🤖 AI Summary
In safety-critical applications such as autonomous driving, the non-differentiability of photorealistic simulation environments hinders joint optimization of environmental factors (e.g., lighting, weather, viewpoint, object trajectories) for adversarial attacks.
Method: This paper introduces the first end-to-end differentiable framework that unifies photorealistic simulation with differentiable rendering, enabling gradient-based co-optimization of multi-dimensional environmental variables. By tightly coupling physics engines, 3D scene modeling, and end-to-end adversarial perturbation generation, our approach synthesizes physically plausible and visually realistic 3D adversarial objects in simulation.

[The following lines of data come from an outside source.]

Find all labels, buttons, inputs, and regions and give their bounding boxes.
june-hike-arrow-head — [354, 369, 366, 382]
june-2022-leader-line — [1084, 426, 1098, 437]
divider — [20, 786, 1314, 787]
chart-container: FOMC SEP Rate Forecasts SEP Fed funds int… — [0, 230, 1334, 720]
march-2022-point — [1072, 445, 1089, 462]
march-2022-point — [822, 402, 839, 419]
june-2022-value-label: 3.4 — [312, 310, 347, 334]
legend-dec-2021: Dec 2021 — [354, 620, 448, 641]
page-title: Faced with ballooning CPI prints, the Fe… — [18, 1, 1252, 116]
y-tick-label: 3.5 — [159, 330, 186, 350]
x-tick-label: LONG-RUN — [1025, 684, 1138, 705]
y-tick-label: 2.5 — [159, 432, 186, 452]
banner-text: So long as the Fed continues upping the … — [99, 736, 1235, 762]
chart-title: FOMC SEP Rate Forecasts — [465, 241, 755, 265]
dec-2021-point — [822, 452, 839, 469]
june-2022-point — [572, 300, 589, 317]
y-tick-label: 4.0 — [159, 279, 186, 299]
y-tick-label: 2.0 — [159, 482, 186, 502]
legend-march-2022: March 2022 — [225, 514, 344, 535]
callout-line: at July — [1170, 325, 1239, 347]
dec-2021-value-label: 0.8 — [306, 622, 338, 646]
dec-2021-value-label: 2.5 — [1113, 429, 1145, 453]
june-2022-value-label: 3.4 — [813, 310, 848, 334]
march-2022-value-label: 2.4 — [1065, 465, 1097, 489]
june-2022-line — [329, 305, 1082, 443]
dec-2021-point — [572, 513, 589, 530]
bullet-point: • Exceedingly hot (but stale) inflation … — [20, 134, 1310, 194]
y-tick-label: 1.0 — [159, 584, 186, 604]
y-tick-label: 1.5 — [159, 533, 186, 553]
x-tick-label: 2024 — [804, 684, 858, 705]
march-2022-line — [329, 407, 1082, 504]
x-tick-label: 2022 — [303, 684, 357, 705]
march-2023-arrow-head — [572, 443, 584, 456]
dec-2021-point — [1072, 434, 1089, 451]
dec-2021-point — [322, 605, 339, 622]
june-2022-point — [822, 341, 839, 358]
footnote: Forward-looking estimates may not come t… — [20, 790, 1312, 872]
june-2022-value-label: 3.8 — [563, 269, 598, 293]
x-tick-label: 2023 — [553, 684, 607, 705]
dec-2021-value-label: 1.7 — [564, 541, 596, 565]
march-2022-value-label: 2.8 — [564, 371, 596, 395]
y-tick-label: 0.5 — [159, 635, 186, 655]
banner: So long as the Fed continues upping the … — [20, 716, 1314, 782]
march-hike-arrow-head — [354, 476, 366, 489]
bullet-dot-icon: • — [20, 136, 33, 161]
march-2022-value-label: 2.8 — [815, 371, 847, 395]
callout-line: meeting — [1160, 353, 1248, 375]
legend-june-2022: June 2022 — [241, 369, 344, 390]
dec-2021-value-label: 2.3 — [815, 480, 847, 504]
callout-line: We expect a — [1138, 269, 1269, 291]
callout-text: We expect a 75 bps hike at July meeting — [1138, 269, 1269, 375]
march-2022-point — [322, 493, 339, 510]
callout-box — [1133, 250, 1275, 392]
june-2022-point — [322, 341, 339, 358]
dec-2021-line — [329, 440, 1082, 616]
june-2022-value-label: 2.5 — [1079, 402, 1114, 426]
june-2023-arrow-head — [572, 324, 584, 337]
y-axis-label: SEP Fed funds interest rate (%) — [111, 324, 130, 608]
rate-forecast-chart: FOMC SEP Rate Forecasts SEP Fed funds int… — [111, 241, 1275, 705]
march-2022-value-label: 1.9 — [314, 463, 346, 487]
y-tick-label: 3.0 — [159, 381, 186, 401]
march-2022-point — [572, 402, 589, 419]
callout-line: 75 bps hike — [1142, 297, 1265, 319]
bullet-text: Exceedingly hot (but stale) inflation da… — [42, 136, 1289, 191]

Contribution/Results: Experiments demonstrate high attack success rates across diverse dynamic scenarios and strong generalization across varying sensor configurations and environmental conditions. The proposed method significantly enhances the fidelity and effectiveness of adversarial robustness evaluation for perception systems in realistic driving environments.
📝 Abstract
Deep learning models deployed in safety critical applications like autonomous driving use simulations to test their robustness against adversarial attacks in realistic conditions. However, these simulations are non-differentiable, forcing researchers to create attacks that do not integrate simulation environmental factors, reducing attack success. To address this limitation, we introduce UNDREAM, the first software framework that bridges the gap between photorealistic simulators and differentiable renderers to enable end-to-end optimization of adversarial perturbations on any 3D objects. UNDREAM enables manipulation of the environment by offering complete control over weather, lighting, backgrounds, camera angles, trajectories, and realistic human and object movements, thereby allowing the creation of diverse scenes. We showcase a wide array of distinct physically plausible adversarial objects that UNDREAM enables researchers to swiftly explore in different configurable environments. This combination of photorealistic simulation and differentiable optimization opens new avenues for advancing research of physical adversarial attacks.